Bah oui, mais non. Je ne vous dirais rien. Désolé.

...

...

Bon allez d'accord - mais c'est bien parce que vous insistez. Donc cette polémique, bien résumée par cet article du Figaro (Putain, Thomas qui nous cite le Figaro, mais c'est pas possible, c'est pas une rentrée...) Bien entendu, je n'en pense rien et m'en fous un peu. Je dis bien entendu car vous aurez sans doute noté que toute personne s'apprêtant à faire deux pages sur un tel sujet se doit de commencer par préciser qu'il s'en fout et qu'il y a des choses plus importantes (et elle fait bien, la personne, car évidemment si elle ne le disait pas on aurait du mal à le deviner). Donc comme la plupart des gens je me fous de cette polémique mais comme la plupart des gens je vais en parler quand même - ne m'en veuillez pas, j'ai déjà loupé la mort de Jackson et le malaise de Sarkozy (on ne peut pas dire que je ne fasse pas d'efforts). D'ailleurs là, je mens comme un arracheur de dents (expression que je n'ai ceci dit jamais vraiment pu comprendre...) : je ne m'en fous pas du tout de cette polémique. On parle quand même d'une affaire touchant plus ou moins à l'(auto)censure, c'est pas une vulgaire affaire de plagiat (ahah) ou de passage pornographique (ohoh) ou d'auteur couchant avec une star (hihi). Alors forcément, ça m'intéresse un peu - quand bien même l'article du Figaro susnommé a raison sur un point précis : ce qui est surtout très drôle dans cette histoire c'est qu'on voit mal en quoi le passage incriminé aurait pu prêter le flanc à des poursuites (il ne s'agit ni de diffamation ni même vraiment d'injure publique à particulier... à plus forte raison parce l'individu en question est un personnage public mis en cause dans le cadre de ses fonctions).
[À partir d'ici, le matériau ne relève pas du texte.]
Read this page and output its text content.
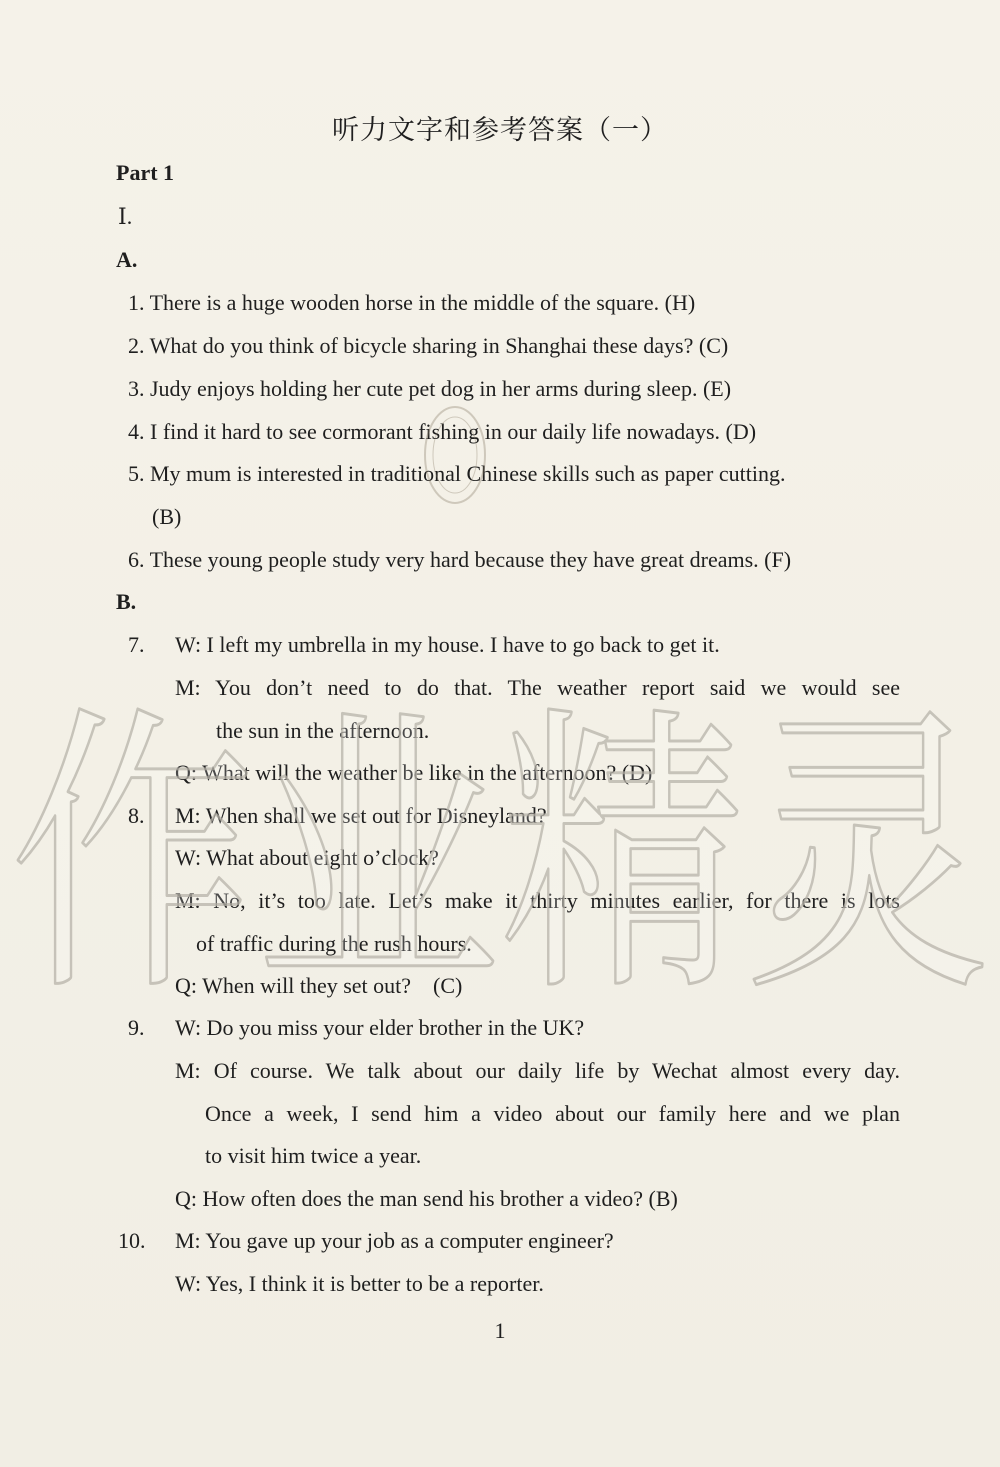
听力文字和参考答案（一）
Part 1
Ⅰ.
A.
1. There is a huge wooden horse in the middle of the square. (H)
2. What do you think of bicycle sharing in Shanghai these days? (C)
3. Judy enjoys holding her cute pet dog in her arms during sleep. (E)
4. I find it hard to see cormorant fishing in our daily life nowadays. (D)
5. My mum is interested in traditional Chinese skills such as paper cutting.
(B)
6. These young people study very hard because they have great dreams. (F)
B.
7. W: I left my umbrella in my house. I have to go back to get it.
M: You don’t need to do that. The weather report said we would see
the sun in the afternoon.
Q: What will the weather be like in the afternoon? (D)
8. M: When shall we set out for Disneyland?
W: What about eight o’clock?
M: No, it’s too late. Let’s make it thirty minutes earlier, for there is lots
of traffic during the rush hours.
Q: When will they set out?    (C)
9. W: Do you miss your elder brother in the UK?
M: Of course. We talk about our daily life by Wechat almost every day.
Once a week, I send him a video about our family here and we plan
to visit him twice a year.
Q: How often does the man send his brother a video? (B)
10. M: You gave up your job as a computer engineer?
W: Yes, I think it is better to be a reporter.
1
作业精灵
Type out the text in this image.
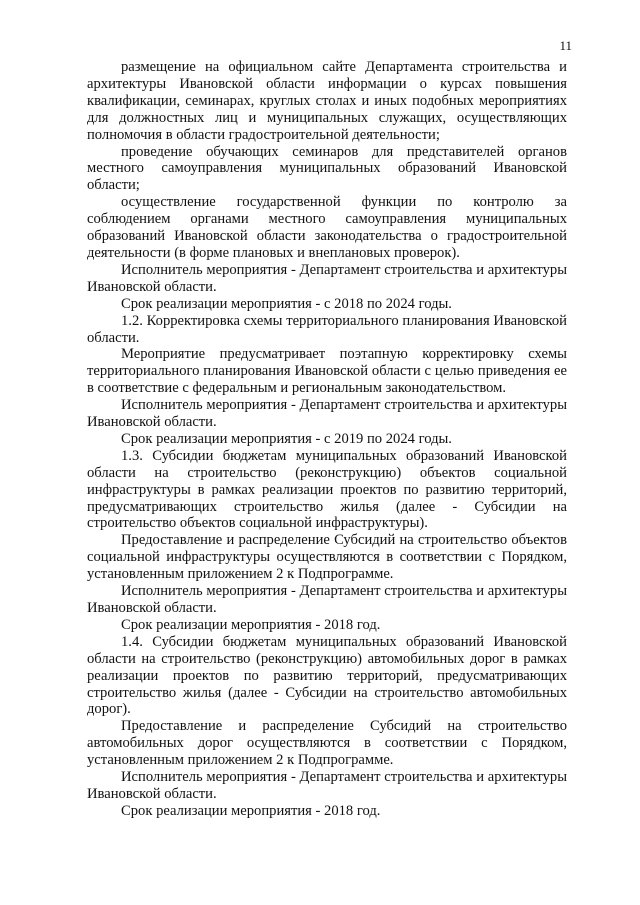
11

размещение на официальном сайте Департамента строительства и архитектуры Ивановской области информации о курсах повышения квалификации, семинарах, круглых столах и иных подобных мероприятиях для должностных лиц и муниципальных служащих, осуществляющих полномочия в области градостроительной деятельности;

проведение обучающих семинаров для представителей органов местного самоуправления муниципальных образований Ивановской области;

осуществление государственной функции по контролю за соблюдением органами местного самоуправления муниципальных образований Ивановской области законодательства о градостроительной деятельности (в форме плановых и внеплановых проверок).

Исполнитель мероприятия - Департамент строительства и архитектуры Ивановской области.

Срок реализации мероприятия - с 2018 по 2024 годы.

1.2. Корректировка схемы территориального планирования Ивановской области.

Мероприятие предусматривает поэтапную корректировку схемы территориального планирования Ивановской области с целью приведения ее в соответствие с федеральным и региональным законодательством.

Исполнитель мероприятия - Департамент строительства и архитектуры Ивановской области.

Срок реализации мероприятия - с 2019 по 2024 годы.

1.3. Субсидии бюджетам муниципальных образований Ивановской области на строительство (реконструкцию) объектов социальной инфраструктуры в рамках реализации проектов по развитию территорий, предусматривающих строительство жилья (далее - Субсидии на строительство объектов социальной инфраструктуры).

Предоставление и распределение Субсидий на строительство объектов социальной инфраструктуры осуществляются в соответствии с Порядком, установленным приложением 2 к Подпрограмме.

Исполнитель мероприятия - Департамент строительства и архитектуры Ивановской области.

Срок реализации мероприятия - 2018 год.

1.4. Субсидии бюджетам муниципальных образований Ивановской области на строительство (реконструкцию) автомобильных дорог в рамках реализации проектов по развитию территорий, предусматривающих строительство жилья (далее - Субсидии на строительство автомобильных дорог).

Предоставление и распределение Субсидий на строительство автомобильных дорог осуществляются в соответствии с Порядком, установленным приложением 2 к Подпрограмме.

Исполнитель мероприятия - Департамент строительства и архитектуры Ивановской области.

Срок реализации мероприятия - 2018 год.
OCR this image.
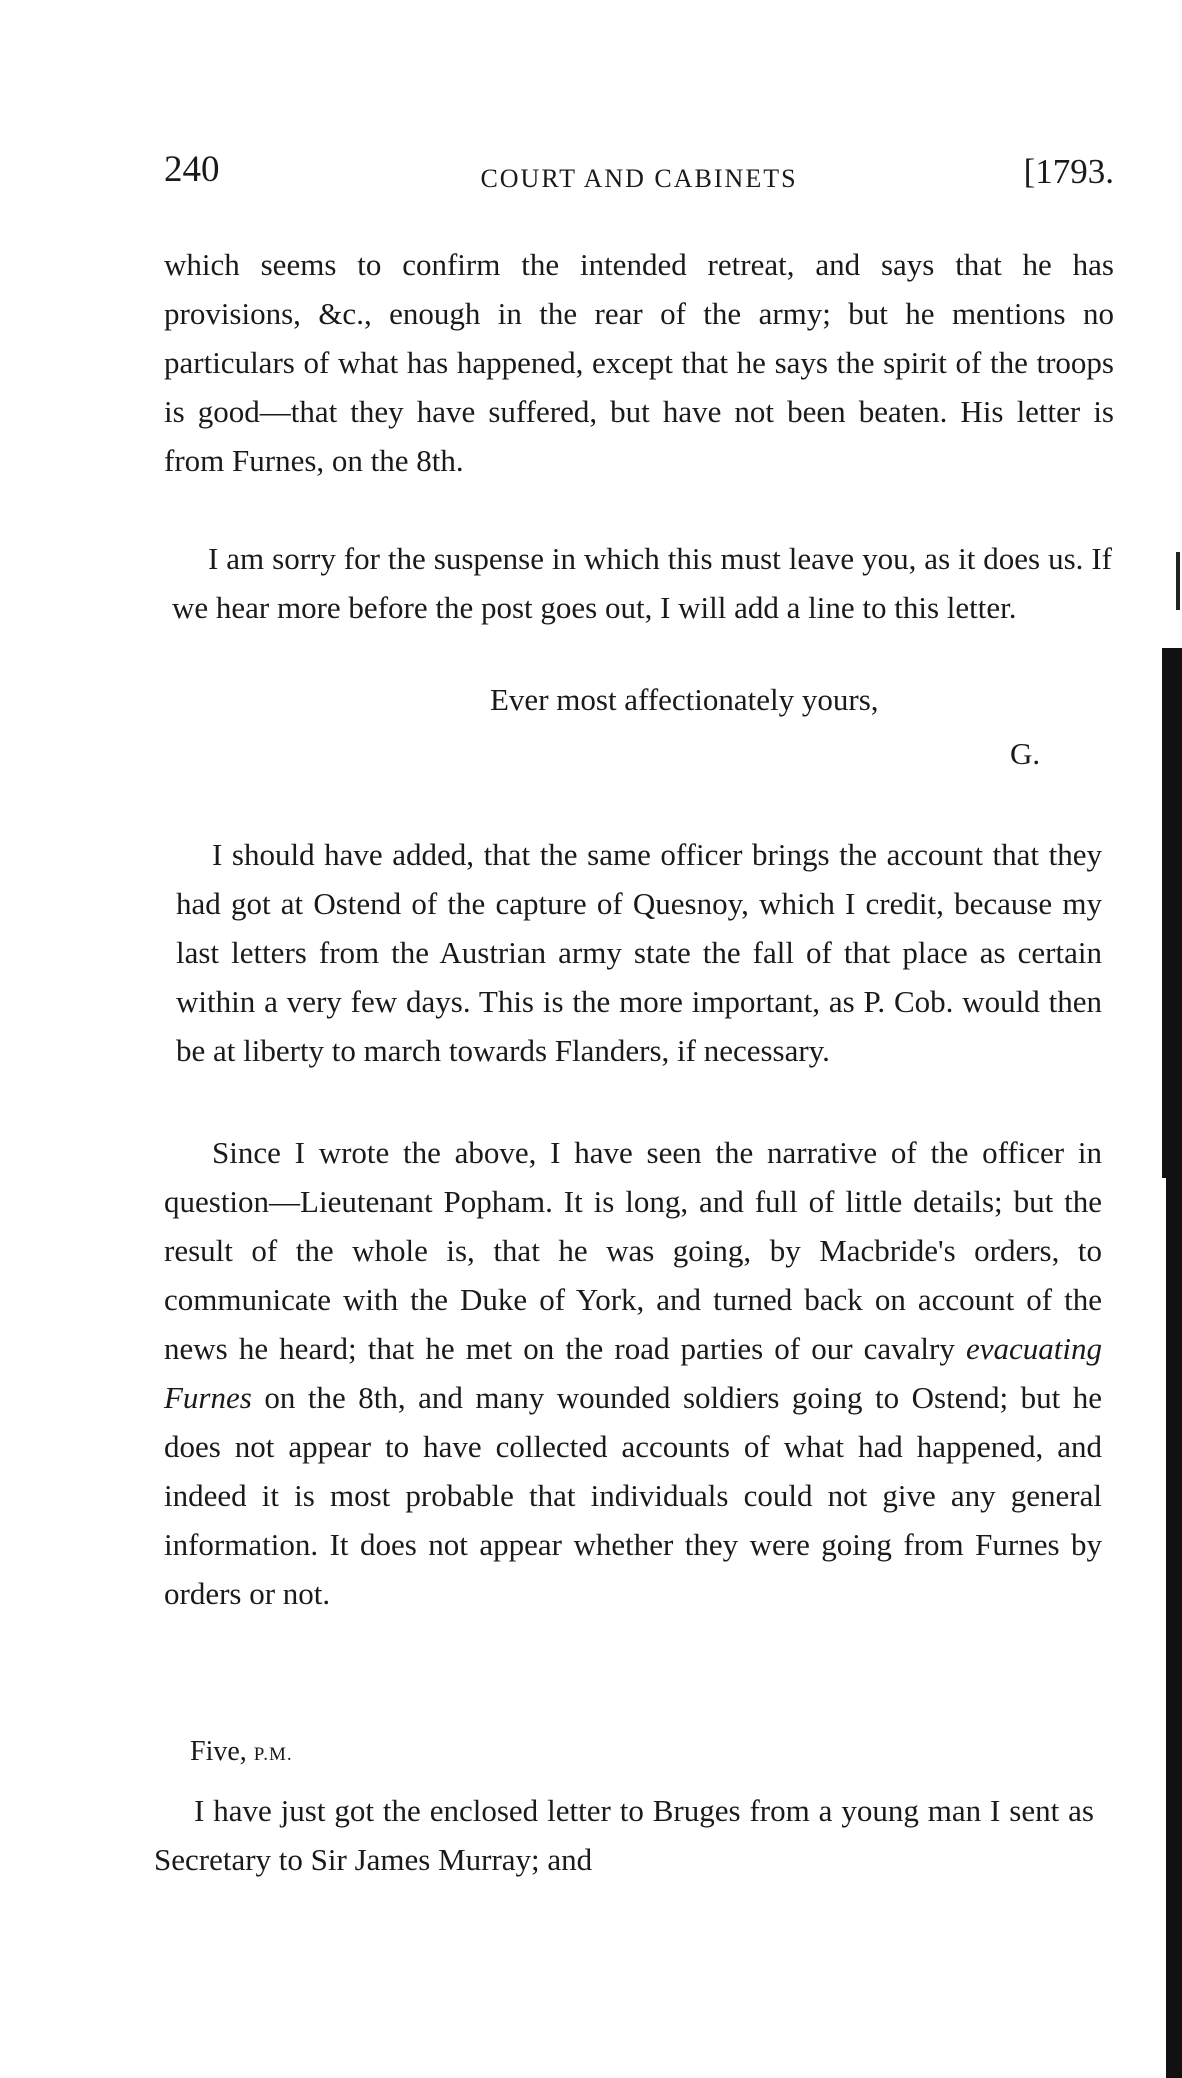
240	COURT AND CABINETS	[1793.
which seems to confirm the intended retreat, and says that he has provisions, &c., enough in the rear of the army; but he mentions no particulars of what has happened, except that he says the spirit of the troops is good—that they have suffered, but have not been beaten. His letter is from Furnes, on the 8th.
I am sorry for the suspense in which this must leave you, as it does us. If we hear more before the post goes out, I will add a line to this letter.
Ever most affectionately yours,
G.
I should have added, that the same officer brings the account that they had got at Ostend of the capture of Quesnoy, which I credit, because my last letters from the Austrian army state the fall of that place as certain within a very few days. This is the more important, as P. Cob. would then be at liberty to march towards Flanders, if necessary.
Since I wrote the above, I have seen the narrative of the officer in question—Lieutenant Popham. It is long, and full of little details; but the result of the whole is, that he was going, by Macbride's orders, to communicate with the Duke of York, and turned back on account of the news he heard; that he met on the road parties of our cavalry evacuating Furnes on the 8th, and many wounded soldiers going to Ostend; but he does not appear to have collected accounts of what had happened, and indeed it is most probable that individuals could not give any general information. It does not appear whether they were going from Furnes by orders or not.
Five, P.M.
I have just got the enclosed letter to Bruges from a young man I sent as Secretary to Sir James Murray; and
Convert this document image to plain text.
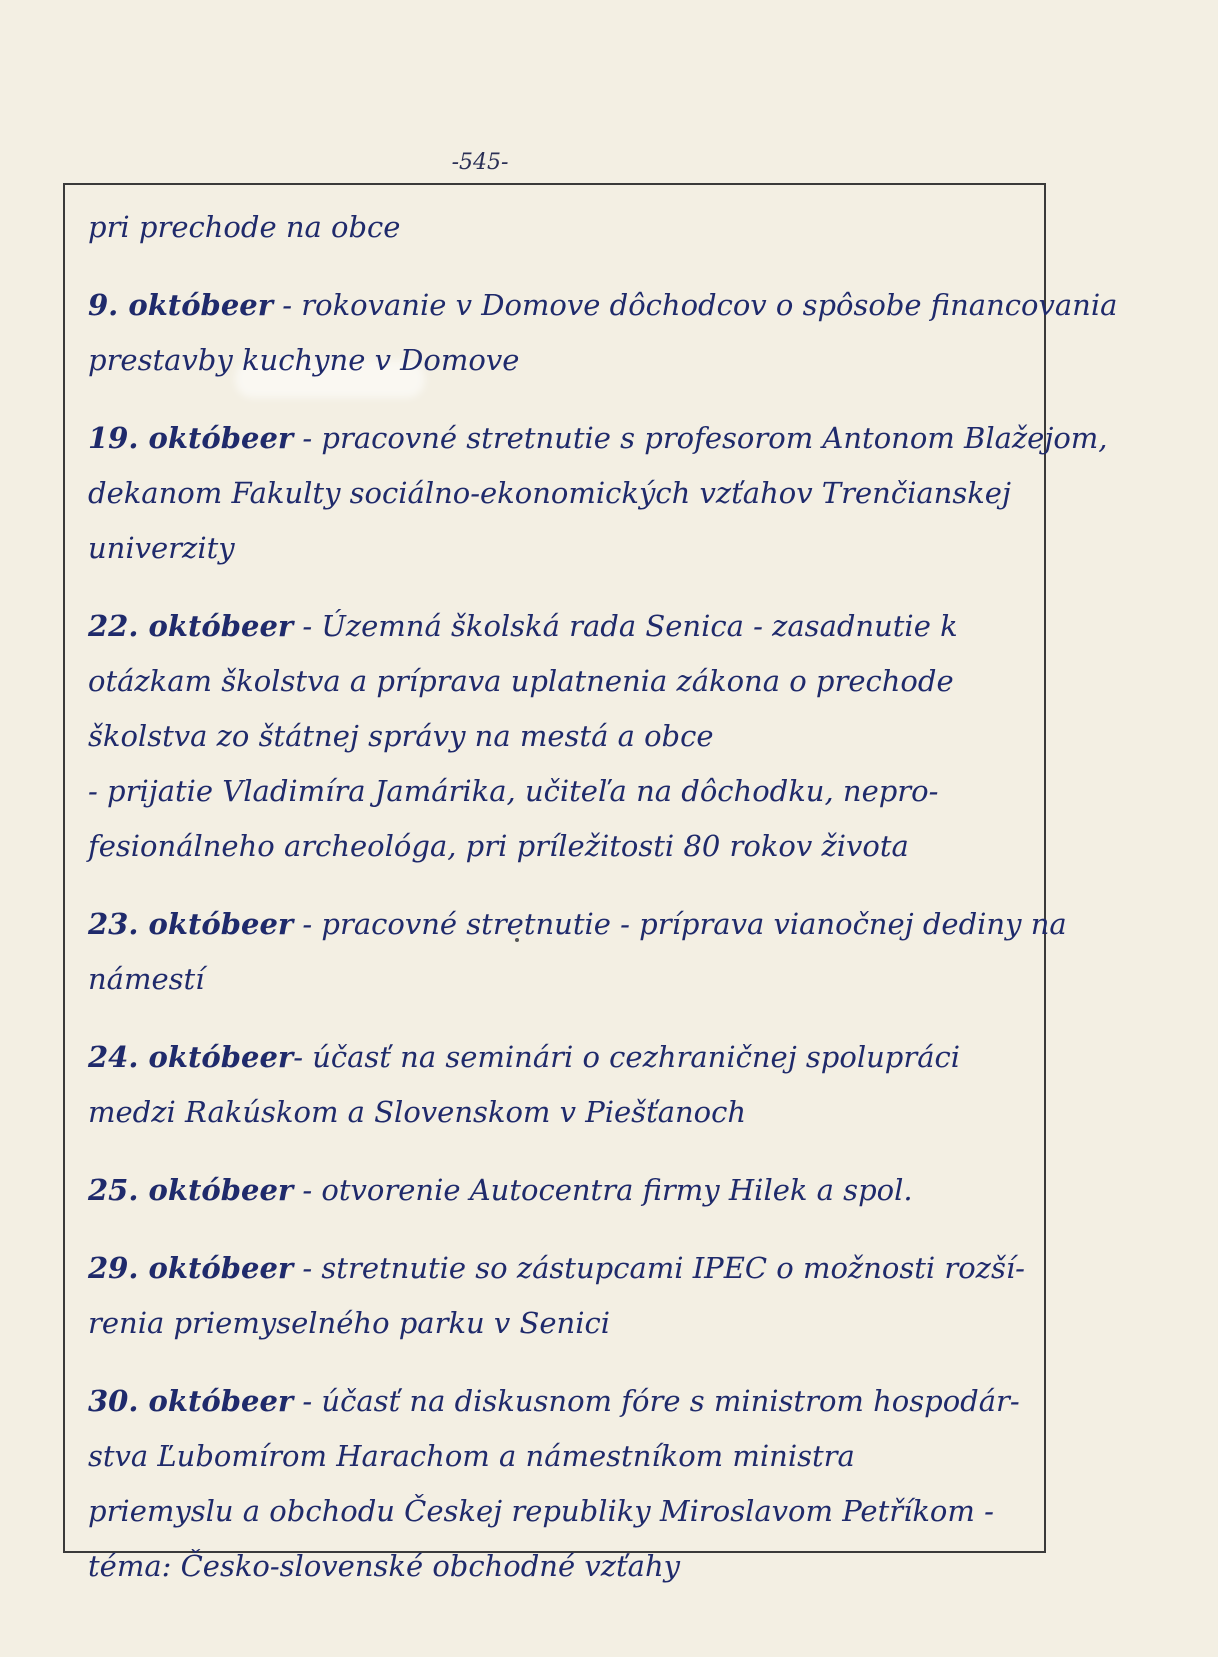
-545-
pri prechode na obce
9. októbeer - rokovanie v Domove dôchodcov o spôsobe financovania
prestavby kuchyne v Domove
19. októbeer - pracovné stretnutie s profesorom Antonom Blažejom,
dekanom Fakulty sociálno-ekonomických vzťahov Trenčianskej
univerzity
22. októbeer - Územná školská rada Senica - zasadnutie k
otázkam školstva a príprava uplatnenia zákona o prechode
školstva zo štátnej správy na mestá a obce
- prijatie Vladimíra Jamárika, učiteľa na dôchodku, nepro-
fesionálneho archeológa, pri príležitosti 80 rokov života
23. októbeer - pracovné stretnutie - príprava vianočnej dediny na
námestí
24. októbeer- účasť na seminári o cezhraničnej spolupráci
medzi Rakúskom a Slovenskom v Piešťanoch
25. októbeer - otvorenie Autocentra firmy Hilek a spol.
29. októbeer - stretnutie so zástupcami IPEC o možnosti rozší-
renia priemyselného parku v Senici
30. októbeer - účasť na diskusnom fóre s ministrom hospodár-
stva Ľubomírom Harachom a námestníkom ministra
priemyslu a obchodu Českej republiky Miroslavom Petříkom -
téma: Česko-slovenské obchodné vzťahy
Il est tout à fait juste de dire ce que toutes les personnes se foutant de la polémique mais en parlant quand même ont dit, à savoir que ce passage (à l'image du livre dans son ensemble) n'a rien de bien sulfureux ni subversif. Il est encore plus exact de laisser entendre qu'en théorie il n'y a pas d'affaire, puisque l'auteur semble avoir rectifié le bouquin de son plein gré (un peu poussé aux fesses par son éditeur quand même).

Néanmoins dire cela c'est ne rien dire non seulement de l'affaire elle-même, mais aussi de notre époque et du contexte actuel. A la limite c'est même ne rien dire du tout. Nul besoin en 2009 d'être subversif pour que la foudre vous tombe sur la tête. Eric Naulleau, ce mec à peu près aussi sulfureux que Cali, le prouve chaque samedi soir depuis un moment. Nous vivons dans un monde si consensuel et policé qu'il n'est en rien nécessaire d'être Céline ou Bloy (pour reprendre les exemples du résumé) pour créer une polémique, j'en crée moi-même régulièrement et pourtant tout le monde sait que je suis plutôt un gentil garçon. C'est tout le paradoxe de la France en 2009 : en apparence on peut tout dire, on a tous les droits, on nous cuisine la liberté d'expression à toutes les sauces... mais si X déclare à la télé que Y est un con, on en parle pendant trois semaines. Et si d'aventure un mec a la folie de briser le traintrain de la promotion en disant des choses négatives... il devient l'ennemi médiatique numéro un, déclenchant l'ire aussi bien des lecteurs de Télé7Jours (qui le trouvent horrible et odieux) que des intellos (qui le trouvent vendu). (3)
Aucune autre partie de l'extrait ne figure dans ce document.